Alegorias e Adereços
A Viradouro levou para a avenida seis alegoria e dois tripés, o apuro estético produzido por Tarcísio Zanon foi de extremo bom gosto, cada alegoria teve uma concepção diferente, o artista fugiu da repetição e também do óbvio, quem esperou uma Viradouro soturna pode ter se surpreendido com uma escola colorida e solar. O cuidado em cada alegoria foi peça fundamental para que todo o conjunto se destacasse.
A serpente esteve presente por toda a abertura da escola, primeiro no tripé “Dangbé: Energia Da Vitória”, tendo continuidade no abre-alas “A Força Do Vodum Do Infinito” e também no segundo carro, “Predição Oracular: Caminhos Abertos”. Ambos fizeram parte de um grande conjunto de abertura, a predominância de cores mais chamativas foi o ponto alto desse conjunto.
O segundo carro, “As Guerreiras Mino: Proteção Mística E Lealdade”, representou as guerreiras Minos em treinamento entre os espinhos reproduzidos na base do chassi. Na sequência, o carro “Ludovina De Gu Rainha E A Formação Dos Terreiros Jeje Na Bahia” apresentou uma estética diferente e arrojada, ele foi tramado em ferro, ornado com elementos de culto Vodum. A representação do metal permeou toda a base e a decoração da alegoria trouxe uma imponente sacerdotisa no topo. O tripé “A Santa Ceia Negra” mesclou as tradições católicas às celebrações ritualísticas do candomblé Jeje.
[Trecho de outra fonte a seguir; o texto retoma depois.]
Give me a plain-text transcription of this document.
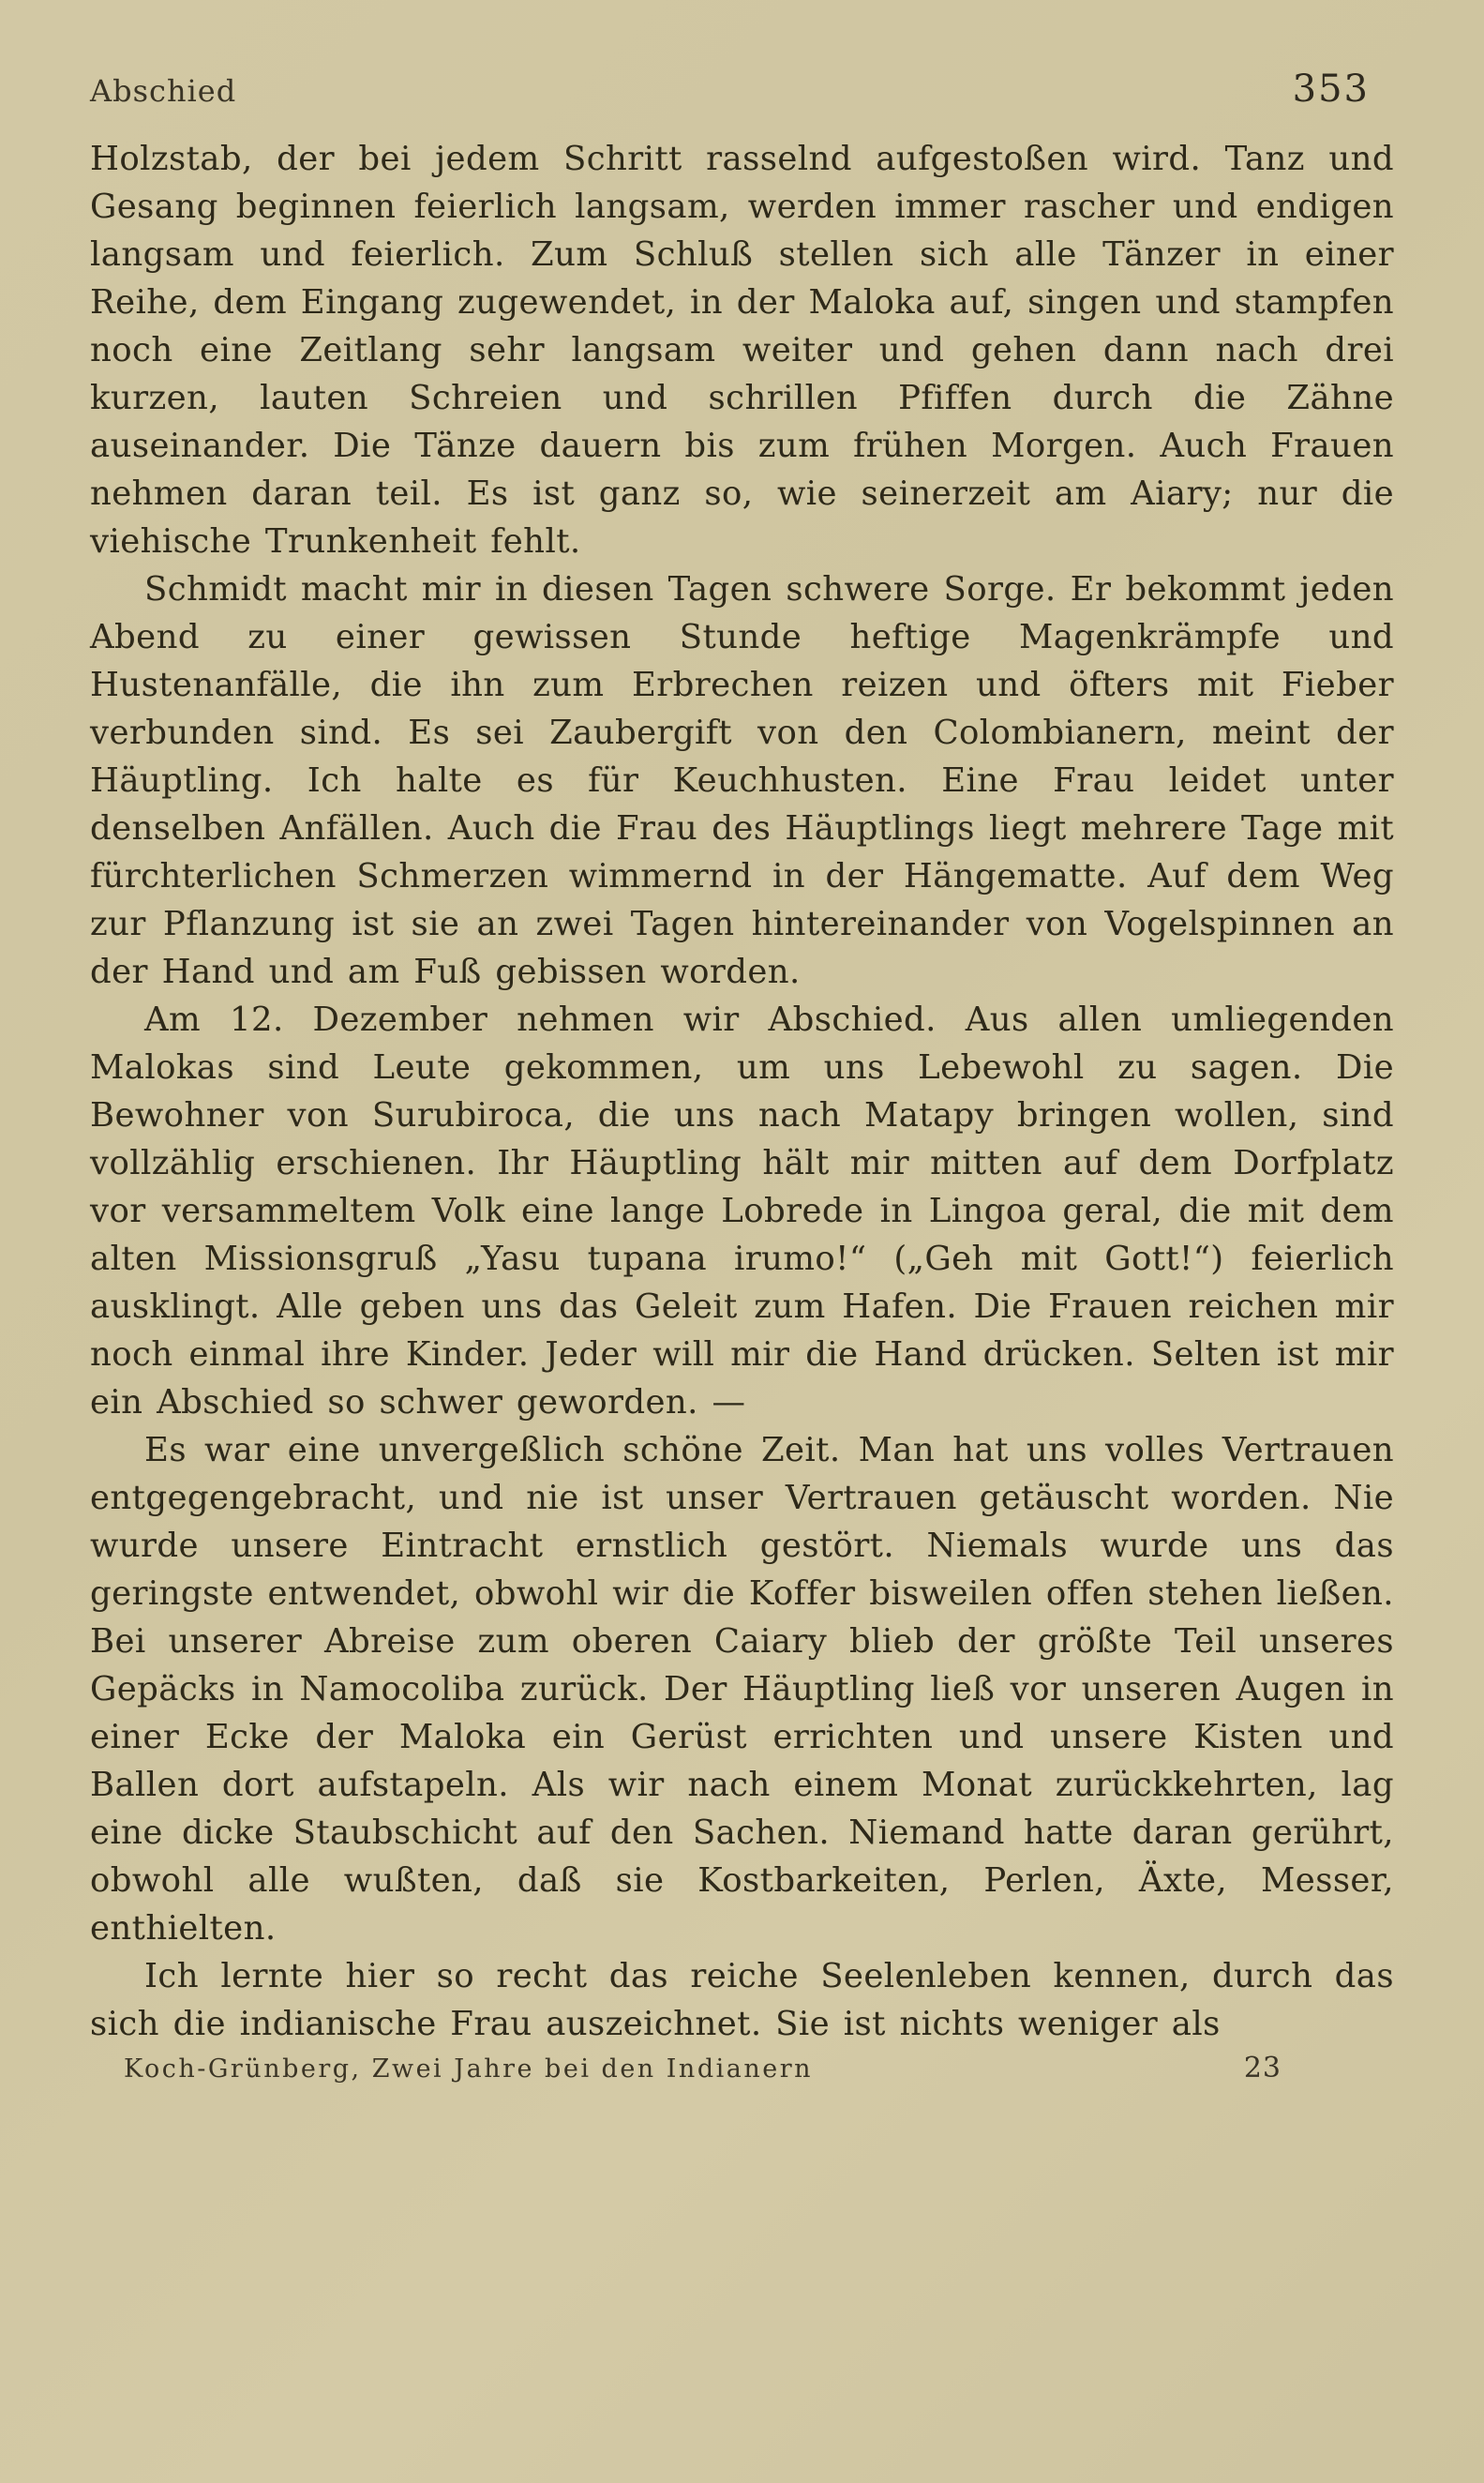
Abschied	353

Holzstab, der bei jedem Schritt rasselnd aufgestoßen wird. Tanz und Gesang beginnen feierlich langsam, werden immer rascher und endigen langsam und feierlich. Zum Schluß stellen sich alle Tänzer in einer Reihe, dem Eingang zugewendet, in der Maloka auf, singen und stampfen noch eine Zeitlang sehr langsam weiter und gehen dann nach drei kurzen, lauten Schreien und schrillen Pfiffen durch die Zähne auseinander. Die Tänze dauern bis zum frühen Morgen. Auch Frauen nehmen daran teil. Es ist ganz so, wie seinerzeit am Aiary; nur die viehische Trunkenheit fehlt.

Schmidt macht mir in diesen Tagen schwere Sorge. Er bekommt jeden Abend zu einer gewissen Stunde heftige Magenkrämpfe und Hustenanfälle, die ihn zum Erbrechen reizen und öfters mit Fieber verbunden sind. Es sei Zaubergift von den Colombianern, meint der Häuptling. Ich halte es für Keuchhusten. Eine Frau leidet unter denselben Anfällen. Auch die Frau des Häuptlings liegt mehrere Tage mit fürchterlichen Schmerzen wimmernd in der Hängematte. Auf dem Weg zur Pflanzung ist sie an zwei Tagen hintereinander von Vogelspinnen an der Hand und am Fuß gebissen worden.

Am 12. Dezember nehmen wir Abschied. Aus allen umliegenden Malokas sind Leute gekommen, um uns Lebewohl zu sagen. Die Bewohner von Surubiroca, die uns nach Matapy bringen wollen, sind vollzählig erschienen. Ihr Häuptling hält mir mitten auf dem Dorfplatz vor versammeltem Volk eine lange Lobrede in Lingoa geral, die mit dem alten Missionsgruß „Yasu tupana irumo!“ („Geh mit Gott!“) feierlich ausklingt. Alle geben uns das Geleit zum Hafen. Die Frauen reichen mir noch einmal ihre Kinder. Jeder will mir die Hand drücken. Selten ist mir ein Abschied so schwer geworden. —

Es war eine unvergeßlich schöne Zeit. Man hat uns volles Vertrauen entgegengebracht, und nie ist unser Vertrauen getäuscht worden. Nie wurde unsere Eintracht ernstlich gestört. Niemals wurde uns das geringste entwendet, obwohl wir die Koffer bisweilen offen stehen ließen. Bei unserer Abreise zum oberen Caiary blieb der größte Teil unseres Gepäcks in Namocoliba zurück. Der Häuptling ließ vor unseren Augen in einer Ecke der Maloka ein Gerüst errichten und unsere Kisten und Ballen dort aufstapeln. Als wir nach einem Monat zurückkehrten, lag eine dicke Staubschicht auf den Sachen. Niemand hatte daran gerührt, obwohl alle wußten, daß sie Kostbarkeiten, Perlen, Äxte, Messer, enthielten.

Ich lernte hier so recht das reiche Seelenleben kennen, durch das sich die indianische Frau auszeichnet. Sie ist nichts weniger als

Koch-Grünberg, Zwei Jahre bei den Indianern	23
O penúltimo carro, “Templos Sincréticos”, trouxe uma grande escadaria inspirada na arte do Daomé e remeteu aos espaços sagrados onde ocorrem cerimônias e rituais. Na parte de trás, os degraus com ornamentação barroca representaram a inserção das celebrações católicas em templos. O carro que fechou o desfile da Viradouro foi denominado “Sagrado Terreiro Cósmico”, a natureza foi representada e um grande arco íris se formou na escultura traseira, foi um encerramento em alto nível.
Fantasias
Assim como feito nas alegoria, o trabalho de Tarcísio Zanon merece todo o reconhecimento, o carnavalesco usou e abusou do bom gosto ao pensar e produzir as fantasias da Viradouro, o artista se esmerou nos mínimos detalhes e entregou um dos conjuntos mais interessantes da história da escola. O uso de cores se mostrou um dos pontos altos, solar, a escola passou pela avenida com boa parte da luz natural e mesmo assim as alas brilharam. Destacar uma só ala seria falho, visto que todo o conjunto se destacou.
Harmonia
O conjunto harmônico foi trabalhado de maneira exemplar pela escola, a comunidade da Viradouro entrou na avenida disposta a levar o título para Niterói e nada seria capaz de tirar essa conquista deles, o canto foi avassalador do início ao fim, destacar uma só ala seria injusto, a escola gritou o seu samba de forma contínua por toda a avenida. Durante o desfile, a bateria Furacão Vermelho e Branco comandada por mestre Ciça abusou das bossas, foi uma mais esplêndida que a outra, a de maior destaque foi feita no refrão principal que dizia: “Derrama nesse chão, a sua proteção, pra vitória da Viradouro”, o paradão evidenciou o canto acima da média realizado pela comunidade e também pelo público presente do Sambódromo. Vale destacar também a ótima estreia de Wander Pires à frente do carro de som da vermelha e branca.
Samba-Enredo
Um dos grandes destaques da noite foi o samba composto por Claudio Mattos, Claudio Russo, Julio Alves, Thiago Meiners, Manolo, Anderson Lemos, Vinicius Xavier, Celino Dias, Bertolo e Marco Moreno. O hino da escola passou de forma avassaladora e permaneceu assim durante todo o desfile, em nenhum momento o samba diminuiu seu ritmo ou cansou quem acompanhava, vários são os momentos que causaram catarse junto ao público, o principal deles durante o refrão principal. A letra, apesar de algumas palavras mais complexas, conseguiu passar todo sentimento que o enredo pede, por exemplo, no verso “Num Brasil mais africano, outra areia, mesmo mar” boa parte da sinopse é sintetizada.
Evolução
Uma verdadeira aula de evolução, assim pode ser definido o desfile da Viradouro na manhã desta terça-feira, de forma fluída, organizada e vibrante, os componentes entraram na avenida sabendo exatamente o que fazer, fruto de muito ensaio, eles engrandeceram o espetáculo de forma orgânica, espontânea e natural. Durante todo o cortejo a escola apresentou segurança em cada movimento.
Outros Destaques
O público esperou até o fim para acompanhar o desfile da Viradouro, mesmo sendo a última escola a desfilar, as arquibancadas permaneceram lotadas, quem esperou foi presenteado com um desfile de encher os olhos com inúmeras imagens foram marcantes. A rainha Erika Januza veio representando um instrumento ritualístico pontiagudo utilizado pelos iniciados da família das cobras no processo de transe, com muito carisma e samba no pé, a rainha foi aplaudida do início ao fim.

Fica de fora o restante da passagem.